Als es Vollmond geworden war, ging die Jägersfrau zum Weiher, blies auf einer goldnen Flöte und legte sie dann ans Ufer. Da rauschte es und brauste es aus der Tiefe und eine Welle spülte die Flöte vom Ufer und bald erhob der Jäger den Kopf über das Wasser und tauchte immer höher empor, bis über die Brust, und breitete seine Arme nach seiner Frau aus. Da kam wieder eine rauschende Welle und zog ihn in die Tiefe zurück. Die Jägersfrau hatte voller Freude und Hoffnung am Ufer gestanden und versank in tiefen Gram, als sie ihren Mann in dem Wasser verschwinden sah.

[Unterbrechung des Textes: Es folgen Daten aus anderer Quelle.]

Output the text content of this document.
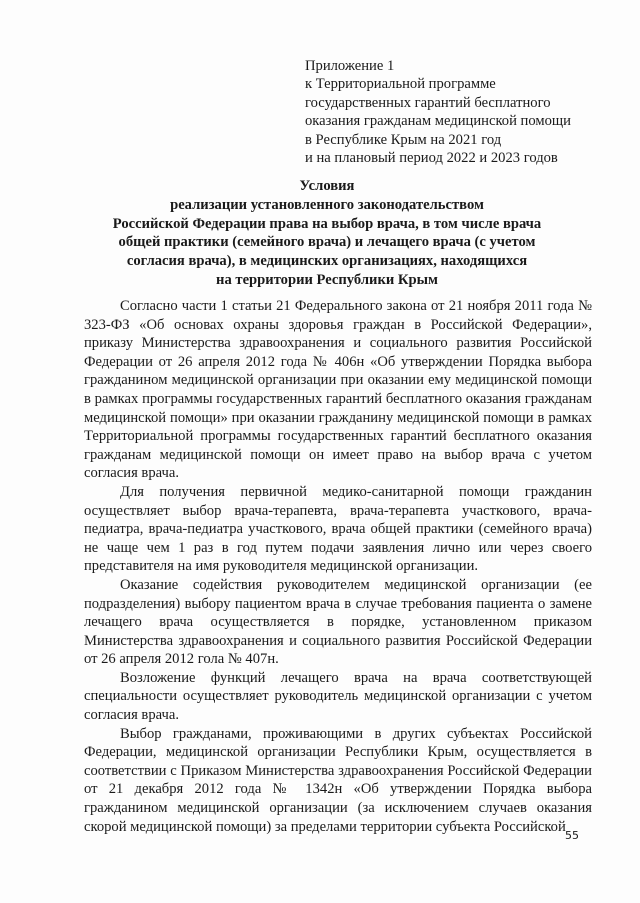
Приложение 1
к Территориальной программе
государственных гарантий бесплатного
оказания гражданам медицинской помощи
в Республике Крым на 2021 год
и на плановый период 2022 и 2023 годов
Условия
реализации установленного законодательством
Российской Федерации права на выбор врача, в том числе врача
общей практики (семейного врача) и лечащего врача (с учетом
согласия врача), в медицинских организациях, находящихся
на территории Республики Крым

Согласно части 1 статьи 21 Федерального закона от 21 ноября 2011 года № 323-ФЗ «Об основах охраны здоровья граждан в Российской Федерации», приказу Министерства здравоохранения и социального развития Российской Федерации от 26 апреля 2012 года № 406н «Об утверждении Порядка выбора гражданином медицинской организации при оказании ему медицинской помощи в рамках программы государственных гарантий бесплатного оказания гражданам медицинской помощи» при оказании гражданину медицинской помощи в рамках Территориальной программы государственных гарантий бесплатного оказания гражданам медицинской помощи он имеет право на выбор врача с учетом согласия врача.

Для получения первичной медико-санитарной помощи гражданин осуществляет выбор врача-терапевта, врача-терапевта участкового, врача-педиатра, врача-педиатра участкового, врача общей практики (семейного врача) не чаще чем 1 раз в год путем подачи заявления лично или через своего представителя на имя руководителя медицинской организации.

Оказание содействия руководителем медицинской организации (ее подразделения) выбору пациентом врача в случае требования пациента о замене лечащего врача осуществляется в порядке, установленном приказом Министерства здравоохранения и социального развития Российской Федерации от 26 апреля 2012 гола № 407н.

Возложение функций лечащего врача на врача соответствующей специальности осуществляет руководитель медицинской организации с учетом согласия врача.

Выбор гражданами, проживающими в других субъектах Российской Федерации, медицинской организации Республики Крым, осуществляется в соответствии с Приказом Министерства здравоохранения Российской Федерации от 21 декабря 2012 года № 1342н «Об утверждении Порядка выбора гражданином медицинской организации (за исключением случаев оказания скорой медицинской помощи) за пределами территории субъекта Российской

55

Aber zum Troste erschien ihr wiederum der Traum, der sie zu der blühenden Flur und zu der Hütte der Zauberin verwies. Die Alte gab diesmal den Bescheid: sie solle, sobald es Vollmond sein werde, an den Weiher gehen, dort auf einem goldnen Rädchen spinnen und dann das Rädchen ans Ufer stellen. Als der Vollmond kam, befolgte die Jägersfrau das Geheiß, ging an den Weiher, setzte sich nieder und spann auf einem goldnen Rädchen und stellte dann das Rädchen ans Ufer. Da rauschte es und brauste es aus der Tiefe und eine Welle spülte das goldne Rad vom Ufer, und bald erhob der Jäger den Kopf über das Wasser und tauchte immer höher empor, bis er endlich an das Ufer stieg und seiner Frau um den Hals fiel. Da fing das Wasser an zu rauschen und brausen und überschwemmte das Ufer weit und breit und riss beide, wie sie sich umfasst hielten, mit sich hinab. In ihrer Herzensangst rief die Jägerin den Beistand der Alten an und auf einmal war die Jägerin in eine Kröte und der Jäger in einen Frosch verwandelt. Aber sie konnten nicht beisammen bleiben, das Wasser riss sie nach verschiedenen Seiten hin, und als die Überschwemmung vergangen war, da waren zwar beide wieder zu Menschen geworden, aber der Jäger und die Jägerin waren jedes in einer fremden Gegend und wussten nichts voneinander. Der Jäger entschloss sich als Schäfer zu leben und auch die Jägerin ward eine Schäferin. So hüteten sie lange Jahre ihre Herden, eines vom andern entfernt.
Einstmals aber trug es sich zu, dass der Schäfer dahin kam, wo die Schäferin lebte. Die Gegend gefiel ihm und er sah, dass sie recht fruchtbar gelegen sei zur Weide seiner Herde. Er brachte also seine Schafe dorthin und hütete sie wie zuvor. Schäfer und Schäferin wurden gute Freunde, aber sie erkannten einander nicht.
An einem Abende aber saßen sie im Vollmond beieinander, ließen ihre Herden grasen und der Schäfer blies auf seiner Flöte. Da gedachte die Schäferin jenes Abends, wo sie am Weiher bei Vollmond auf der goldenen Flöte geblasen; sie konnte sich nicht länger halten und brach in lautes Weinen aus. Der Schäfer fragte sie, was sie so weine und klage? – bis sie ihm erzählte, was ihr alles widerfahren sei. Da fiel es wie Schuppen von den Augen des Schäfers, er erkannte seine Jägerin und gab sich ihr zu erkennen. Nun kehrten sie fröhlich in ihre Heimat zurück und lebten zusammen ungestört und in Frieden.